Dan and Veronica Marino moved to Florida in 1993 after Senior -- that's what everyone calls him here -- retired from his Teamsters' job delivering the Post-Gazette in downtown Pittsburgh by truck starting at 2 a.m. daily. Sister Debbie, 38, and her family also live here; sister Cindy, 41, remains in Pittsburgh.

Dan Sr.'s job allowed him to have a front-row seat for all his children's activities. He coached his son in Little League baseball, wrote notes to him at Pitt on scraps of paper -- words of advice and perspective on life and reminders about self conduct.

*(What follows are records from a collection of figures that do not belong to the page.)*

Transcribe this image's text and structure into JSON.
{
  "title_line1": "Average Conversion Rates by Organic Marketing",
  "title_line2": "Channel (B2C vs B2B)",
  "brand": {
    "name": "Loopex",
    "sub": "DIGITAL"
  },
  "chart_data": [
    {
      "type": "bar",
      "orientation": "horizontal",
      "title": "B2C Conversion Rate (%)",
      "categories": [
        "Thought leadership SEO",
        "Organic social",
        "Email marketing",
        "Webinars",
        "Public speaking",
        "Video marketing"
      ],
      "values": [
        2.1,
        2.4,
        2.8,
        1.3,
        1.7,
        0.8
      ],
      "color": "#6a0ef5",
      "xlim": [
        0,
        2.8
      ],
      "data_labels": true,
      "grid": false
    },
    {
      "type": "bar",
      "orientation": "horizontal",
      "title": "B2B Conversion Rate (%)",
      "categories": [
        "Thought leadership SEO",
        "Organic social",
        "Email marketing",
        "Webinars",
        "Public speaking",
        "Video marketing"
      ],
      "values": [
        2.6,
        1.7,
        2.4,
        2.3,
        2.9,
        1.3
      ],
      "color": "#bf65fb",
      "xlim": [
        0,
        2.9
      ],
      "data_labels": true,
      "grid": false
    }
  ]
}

He watched high school practices from his truck, sometimes with both girls in tow while mom, who served as a school crossing guard, was back on Parkview Avenue making heaps of spaghetti and meatballs, Dan's favorite dish.

"We never went on vacation or anything; we couldn't afford it," Dan Sr. says. "I never did as a kid, either. We went to the school picnic at Kennywood, that was it."
Now, they take vacations to Pittsburgh. Dan and Veronica make the 20-hour drive in a Chevy van over two days.

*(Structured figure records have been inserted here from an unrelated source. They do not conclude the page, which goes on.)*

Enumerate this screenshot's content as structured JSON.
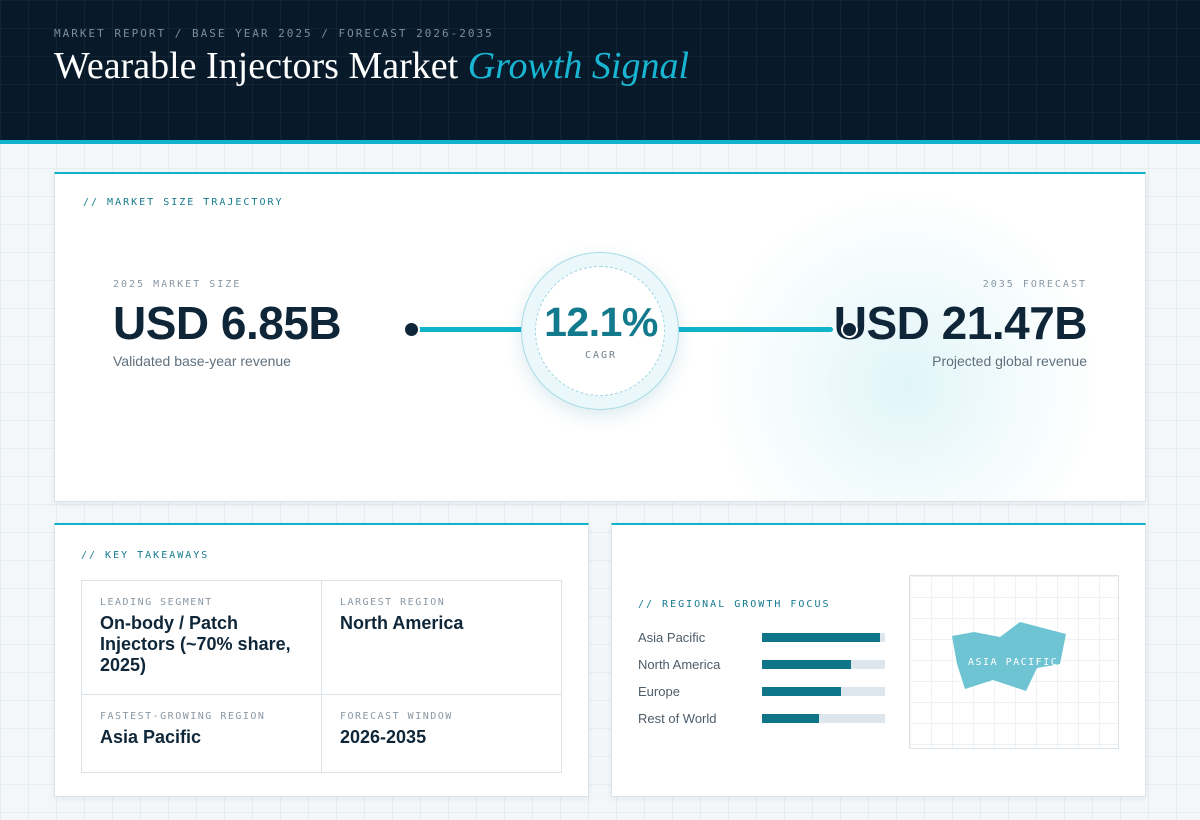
{
  "header": {
    "breadcrumb": "MARKET REPORT / BASE YEAR 2025 / FORECAST 2026-2035",
    "title": "Wearable Injectors Market",
    "title_accent": "Growth Signal"
  },
  "trajectory": {
    "section_label": "// MARKET SIZE TRAJECTORY",
    "base": {
      "label": "2025 MARKET SIZE",
      "value": "USD 6.85B",
      "caption": "Validated base-year revenue"
    },
    "cagr": {
      "value": "12.1%",
      "label": "CAGR"
    },
    "forecast": {
      "label": "2035 FORECAST",
      "value": "USD 21.47B",
      "caption": "Projected global revenue"
    }
  },
  "takeaways": {
    "section_label": "// KEY TAKEAWAYS",
    "items": [
      {
        "label": "LEADING SEGMENT",
        "value": "On-body / Patch Injectors (~70% share, 2025)"
      },
      {
        "label": "LARGEST REGION",
        "value": "North America"
      },
      {
        "label": "FASTEST-GROWING REGION",
        "value": "Asia Pacific"
      },
      {
        "label": "FORECAST WINDOW",
        "value": "2026-2035"
      }
    ]
  },
  "regional": {
    "section_label": "// REGIONAL GROWTH FOCUS",
    "bars": [
      {
        "name": "Asia Pacific",
        "level": 0.96
      },
      {
        "name": "North America",
        "level": 0.72
      },
      {
        "name": "Europe",
        "level": 0.64
      },
      {
        "name": "Rest of World",
        "level": 0.46
      }
    ],
    "map_label": "ASIA PACIFIC"
  },
  "colors": {
    "accent": "#11b3cc",
    "header_bg": "#081a2a",
    "bar_fill": "#0e7688",
    "map_shape": "#6ec4d2"
  }
}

"It's a beautiful ride," Dan Sr. says. "I'm not pressed for time; when we get there we get there. The point is getting there, that's the objective."

Enjoy the ride, a note from father to son 25 years ago might advise. It's been a great one. Marino is an NFL studio host for CBS and HBO, which requires two separate trips to New York each week during the season, journeys eased by the availability of a private jet. It's kept him around the game.

"It's nice," Claire says, "because I think it would have been really difficult to have him home year-round when he first quit. It wasn't a big change, like a whole new schedule. The kids were used to that."

The Marinos have six of them. Three boys and three girls, two adopted from China. Eldest son Dan-o, an award-winning high school thespian who will pursue his education in acting at college this fall, will introduce his father in Canton. It's why his dad cannot yet pinpoint his best memory over a long sports career.

"You know what," Dan Marino says, "I think it's coming up."